Lesson 0.2
Memory vs accuracy
Every bit you add buys accuracy and costs memory. Quantization is the art of choosing where on that curve to sit.
The two dials move together
Picture sketching a smooth hill using only graph-paper steps. With a few coarse steps the sketch is blocky and wrong in places, but it takes almost no ink. Add finer steps and the sketch hugs the hill, at the cost of more ink. The hill is the real data you are trying to capture (its true shape, called the signal), the steps are the levels, and the ink is memory.
Drag the knob below from 1 bit up to 8. Watch the stepped red line close in on the smooth grey one as the error gauge falls, while the memory gauge climbs. The two move in opposite directions, always.
Drag the knob to change how many bits
4 bits = 16 levels · error 0.03
Bits trade directly against error. Spending more bits lowers the average quantization error but raises the memory cost. There is no setting that wins both.
Why the gains taper off
Going from 1 bit to 2 bits is dramatic: the error roughly halves. Going from 7 bits to 8 barely moves the line, because the steps are already finer than the signal's own wobble. This is the shape of almost every quantization curve: big wins early, then diminishing returns. The skill is stopping at the point where one more bit no longer earns its keep.

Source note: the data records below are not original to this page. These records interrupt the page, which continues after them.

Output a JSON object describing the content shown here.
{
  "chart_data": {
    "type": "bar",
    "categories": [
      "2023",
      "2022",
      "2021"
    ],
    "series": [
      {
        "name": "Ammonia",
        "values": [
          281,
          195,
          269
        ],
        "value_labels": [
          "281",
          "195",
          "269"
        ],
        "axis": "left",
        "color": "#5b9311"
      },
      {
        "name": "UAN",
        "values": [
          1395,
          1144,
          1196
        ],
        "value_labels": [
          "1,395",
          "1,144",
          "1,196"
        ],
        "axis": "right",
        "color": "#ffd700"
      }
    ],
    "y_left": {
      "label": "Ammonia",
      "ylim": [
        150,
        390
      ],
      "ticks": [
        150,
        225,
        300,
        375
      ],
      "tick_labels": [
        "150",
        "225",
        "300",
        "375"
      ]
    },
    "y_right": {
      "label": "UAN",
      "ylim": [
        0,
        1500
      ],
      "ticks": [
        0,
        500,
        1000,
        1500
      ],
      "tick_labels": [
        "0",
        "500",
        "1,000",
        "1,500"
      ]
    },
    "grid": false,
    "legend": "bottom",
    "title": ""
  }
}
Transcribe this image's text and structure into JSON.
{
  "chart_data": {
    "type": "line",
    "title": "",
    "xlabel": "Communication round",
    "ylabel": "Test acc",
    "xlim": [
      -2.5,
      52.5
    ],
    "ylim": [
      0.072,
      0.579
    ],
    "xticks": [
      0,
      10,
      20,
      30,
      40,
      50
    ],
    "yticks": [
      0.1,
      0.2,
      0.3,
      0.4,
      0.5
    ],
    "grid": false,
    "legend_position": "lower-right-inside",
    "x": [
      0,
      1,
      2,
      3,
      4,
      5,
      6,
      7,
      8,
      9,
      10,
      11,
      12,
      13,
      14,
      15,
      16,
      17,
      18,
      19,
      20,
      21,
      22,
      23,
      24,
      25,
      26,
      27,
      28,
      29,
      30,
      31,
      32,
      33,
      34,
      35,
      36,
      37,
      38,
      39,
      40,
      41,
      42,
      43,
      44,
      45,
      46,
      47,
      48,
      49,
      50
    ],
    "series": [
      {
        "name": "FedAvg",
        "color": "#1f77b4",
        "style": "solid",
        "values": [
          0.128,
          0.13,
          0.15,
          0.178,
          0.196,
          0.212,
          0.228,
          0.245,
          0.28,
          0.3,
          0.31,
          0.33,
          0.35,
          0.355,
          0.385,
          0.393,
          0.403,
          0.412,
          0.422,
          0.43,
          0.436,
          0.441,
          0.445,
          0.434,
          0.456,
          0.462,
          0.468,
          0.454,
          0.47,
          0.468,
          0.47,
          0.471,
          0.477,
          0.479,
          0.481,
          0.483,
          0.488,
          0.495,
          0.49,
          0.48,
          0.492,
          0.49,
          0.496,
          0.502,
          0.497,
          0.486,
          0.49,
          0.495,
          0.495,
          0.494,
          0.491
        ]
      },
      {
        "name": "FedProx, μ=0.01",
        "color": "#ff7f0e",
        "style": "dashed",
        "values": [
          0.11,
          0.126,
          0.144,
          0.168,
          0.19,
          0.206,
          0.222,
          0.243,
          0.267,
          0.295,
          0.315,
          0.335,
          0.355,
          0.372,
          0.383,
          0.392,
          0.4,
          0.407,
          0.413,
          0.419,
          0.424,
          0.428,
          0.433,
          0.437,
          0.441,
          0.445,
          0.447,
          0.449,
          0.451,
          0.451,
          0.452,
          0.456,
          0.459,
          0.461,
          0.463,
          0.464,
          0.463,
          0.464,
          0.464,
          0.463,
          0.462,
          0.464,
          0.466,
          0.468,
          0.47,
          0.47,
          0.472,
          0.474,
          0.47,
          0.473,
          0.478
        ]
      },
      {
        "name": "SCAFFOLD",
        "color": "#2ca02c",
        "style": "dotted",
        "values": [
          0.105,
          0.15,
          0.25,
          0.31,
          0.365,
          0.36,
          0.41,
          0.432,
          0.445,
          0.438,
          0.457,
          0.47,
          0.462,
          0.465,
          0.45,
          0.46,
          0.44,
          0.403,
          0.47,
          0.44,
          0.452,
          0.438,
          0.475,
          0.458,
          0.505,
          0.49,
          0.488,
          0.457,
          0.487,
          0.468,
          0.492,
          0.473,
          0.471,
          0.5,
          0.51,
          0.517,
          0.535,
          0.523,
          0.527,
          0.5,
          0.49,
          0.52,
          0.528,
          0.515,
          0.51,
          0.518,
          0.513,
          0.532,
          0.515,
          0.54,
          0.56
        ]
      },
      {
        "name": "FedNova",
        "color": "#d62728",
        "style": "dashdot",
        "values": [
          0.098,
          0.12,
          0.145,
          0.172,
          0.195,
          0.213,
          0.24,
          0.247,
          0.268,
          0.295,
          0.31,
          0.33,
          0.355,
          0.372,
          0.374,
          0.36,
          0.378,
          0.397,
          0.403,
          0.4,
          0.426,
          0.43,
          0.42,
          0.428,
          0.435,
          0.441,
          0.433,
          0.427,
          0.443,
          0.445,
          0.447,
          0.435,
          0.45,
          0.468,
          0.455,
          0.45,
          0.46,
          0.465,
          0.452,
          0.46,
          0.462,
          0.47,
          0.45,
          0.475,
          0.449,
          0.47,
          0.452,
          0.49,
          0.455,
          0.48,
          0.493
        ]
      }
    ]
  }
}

7 → 8 bits: error barely changes
This is the whole game
Every method in this course, from the simple int8 quantizer to the 2026 research, is a different answer to one question: for a given memory budget, how small can you make the error? A better method is one whose curve sits lower, more accuracy at the same number of bits. To compare them fairly we need a precise way to measure both axes, which is the next lesson.
Key takeaways
Memory and accuracy are a trade: more bits lower the error and raise the cost, never both at once.
The error curve shows big wins for the first few bits, then diminishing returns.
A better quantizer is one whose curve sits lower: less error for the same memory.